The Government has acknowledged the fear and frustration of ESB and Bord na Móna workers set to lose their jobs as the ESB ceases peat-fired power generation at its plants in the midlands, but insisted that the decarbonisation agenda would continue.
“As you can imagine there’s a lot of frustration,” Minister for Climate Action and Environment Richard Bruton told journalists at the Lanesboro power plant in Co Longford, due to close next year, after a meeting with workers on Monday afternoon.
“These people have given their life to these power plants and you can well understand how they feel,” he said.
“We did have a very good discussion. I think it was very respectful but very firm – people setting out their worries and their concern for the future. We’re here to try and develop an alternative future for people because although we would like it otherwise, we have to exit peat much earlier than we had planned, and we now have to make sure that we have alternative employment for people.”
“There’s a lot of food for thought from what people said,” he said.
He said that the Government understood the need to have job opportunities for people in the near future, with the plants due to close next year.

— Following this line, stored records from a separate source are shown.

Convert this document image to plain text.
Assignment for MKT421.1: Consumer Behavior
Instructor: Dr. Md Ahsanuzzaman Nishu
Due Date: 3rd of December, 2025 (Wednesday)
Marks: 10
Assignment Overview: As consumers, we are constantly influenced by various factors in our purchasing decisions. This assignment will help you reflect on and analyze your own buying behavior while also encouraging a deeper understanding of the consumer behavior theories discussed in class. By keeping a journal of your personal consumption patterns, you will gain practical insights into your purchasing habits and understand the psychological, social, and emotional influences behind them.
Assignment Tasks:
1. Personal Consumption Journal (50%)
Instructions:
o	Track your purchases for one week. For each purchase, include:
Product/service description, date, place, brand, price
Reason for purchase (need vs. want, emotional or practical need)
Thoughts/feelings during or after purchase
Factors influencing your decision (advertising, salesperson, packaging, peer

Mr Bruton said the Government is “determined to create an alternative future for people”.
“There will be alternative job opportunities that will be sustainable,” he insisted.
Ministers have promised a “just transition” and unveiled a number of initiatives to provide employment and rejuvenation for the midlands areas affected by the end of peat-powered generation.
The Department of Climate Action and Environment has said the plan includes an €11 million “just transition fund” to retrain workers, €5 million for bog restoration and rehabilitation and €20 million for a scheme to retrofit houses in the area to make them more energy efficient – a scheme the Government says will provide 400 jobs.
Mr Bruton also said there were opportunities to develop tourism in the area and “a food hub here in Lanesborough”.
Mr Bruton, along with ministers Paschal Donohoe, Josepha Madigan and Kevin Boxer Moran were in the midlands for a series of meetings with management, staff and unions at the industries affected by the proposed closure of the plants.
The Government was keen to stress its plans to replace the jobs that will be lost but locals were sceptical that the funds and jobs promised will materialise.